Alors que la présence de métaux lourds dans cette poussière a été prouvée, les autorités appellent au calme, affirmant que même les habitants les plus exposés resteraient à des niveaux de pollution inférieurs à la norme chilienne sur l'arsenic.
Mais des analyses officielles menées fin 2015 auprès de 243 enfants de crèches et écoles proches du port ont montré que 99,2% d'entre eux ont des niveaux de plomb dans le sang sous le seuil réglementaire.
Le Collège médical d'Antofagasta conteste toutefois ces résultats et exige des analyses de cheveux portant sur les taux de tous les métaux confondus.
Jaqueline Jiménez non plus n'avait pas confiance dans les analyses officielles, qui sont sanguines comme le veut la pratique internationale en matière d'analyses de métaux.

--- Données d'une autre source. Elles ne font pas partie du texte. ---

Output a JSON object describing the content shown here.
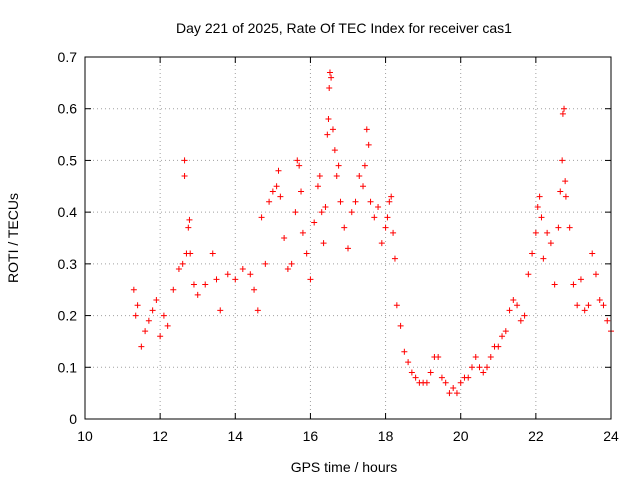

Alors elle a fait examiner les cheveux de ses enfants à l'étranger, même si la fiabilité de cette méthode est contestée: ils ont révélé une concentration élevée de métaux.
La maire de la commune, Karen Rojo, affiche sa bonne volonté, assurant à l'AFP vouloir "rendre obligatoires des analyses sur les enfants de un à six ans pour déterminer, chaque année, les dommages qui peuvent exister dans la population".
Dans l'incertitude des effets à long terme, les experts recommandent pour leur part de réduire à zéro l'exposition des enfants à ces substances dangereuses.